(Reminder yet again that I don’t think this is an essential component of the Stuart Russell argument; I think the argument is valid even for systems with complex human-like goals and motivations. But it’s still worth discussing.)
I’m thinking that there are two main categories of scenarios where we might wind up with a brain-like AGI that has one simple all-consuming goal (albeit lots of different sub-goals that help achieve it). I don’t think it’s inevitable, but I do think it could happen.
The first category would be that the programmer purposely tries to give it a single simple all-consuming goal.
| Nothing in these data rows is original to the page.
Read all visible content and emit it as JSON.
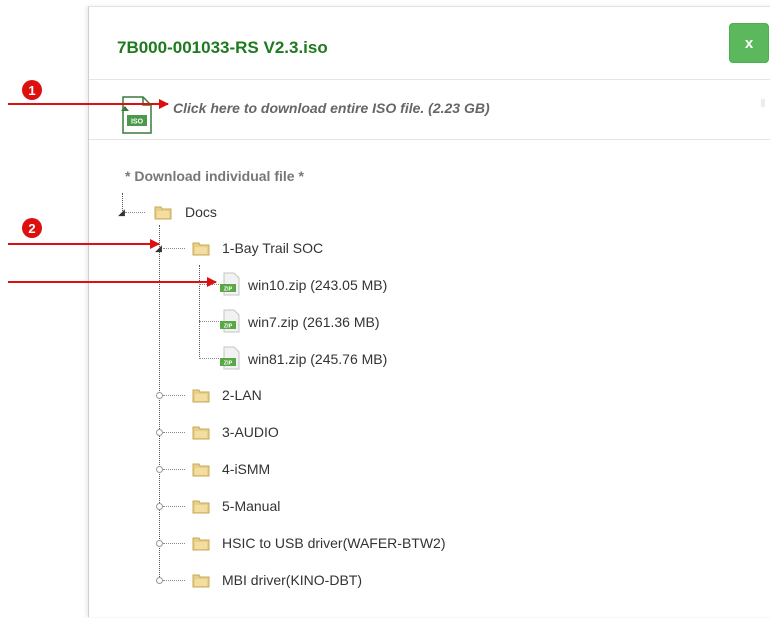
{
  "modal": {
    "title": "7B000-001033-RS V2.3.iso",
    "close_label": "x",
    "download_all_text": "Click here to download entire ISO file. (2.23 GB)",
    "individual_caption": "* Download individual file *"
  },
  "tree": {
    "root": "Docs",
    "folders": [
      {
        "label": "1-Bay Trail SOC",
        "expanded": true
      },
      {
        "label": "2-LAN"
      },
      {
        "label": "3-AUDIO"
      },
      {
        "label": "4-iSMM"
      },
      {
        "label": "5-Manual"
      },
      {
        "label": "HSIC to USB driver(WAFER-BTW2)"
      },
      {
        "label": "MBI driver(KINO-DBT)"
      }
    ],
    "files": [
      {
        "label": "win10.zip (243.05 MB)"
      },
      {
        "label": "win7.zip (261.36 MB)"
      },
      {
        "label": "win81.zip (245.76 MB)"
      }
    ]
  },
  "annotations": {
    "badge1": "1",
    "badge2": "2",
    "color": "#dd1010"
  },
  "icons": {
    "iso": "iso-file-icon",
    "folder": "folder-icon",
    "zip": "zip-file-icon"
  },
  "colors": {
    "title": "#1e7a1e",
    "close_button": "#5cb85c"
  }
}
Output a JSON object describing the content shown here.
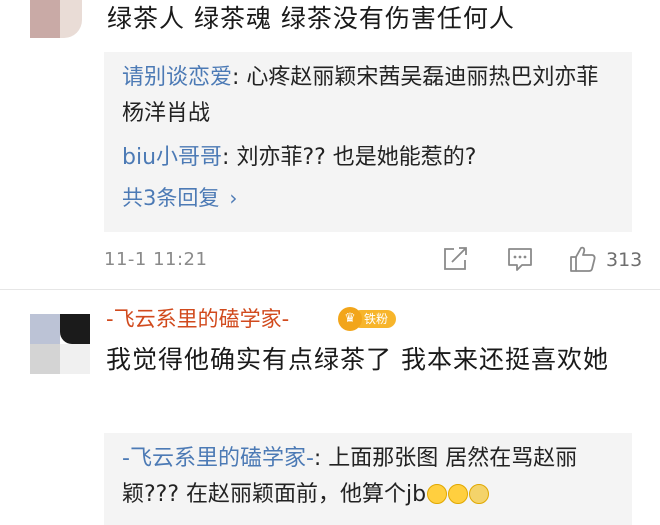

Why would they do that? First, it’s an easy and well-known way to figure out how well your system is working, and thus do automatic hyperparameter search, publish high-impact papers in NeurIPS, beat benchmarks, get tenure and high-paying jobs, etc. Second, because maybe the programmer has a certain goal that they have in mind for the system, that motivated them to build the system in the first place, possibly flowed down from management and investors. “Earn as much money as possible.” “Find a more efficient solar cell.” “Find a cure for Alzheimer’s.” “Hack into my adversary’s weapons systems.” You get the idea. In this case, the programmer would find it natural and intuitive to make the system have exactly that goal.
How would they do that? I imagine that the programmer has a way to detect progress towards the goal, and associates a reward for that in the virtual basal ganglia, and gradually ramps it up higher and higher until that goal (and its derivative sub-goals) dominates everything else.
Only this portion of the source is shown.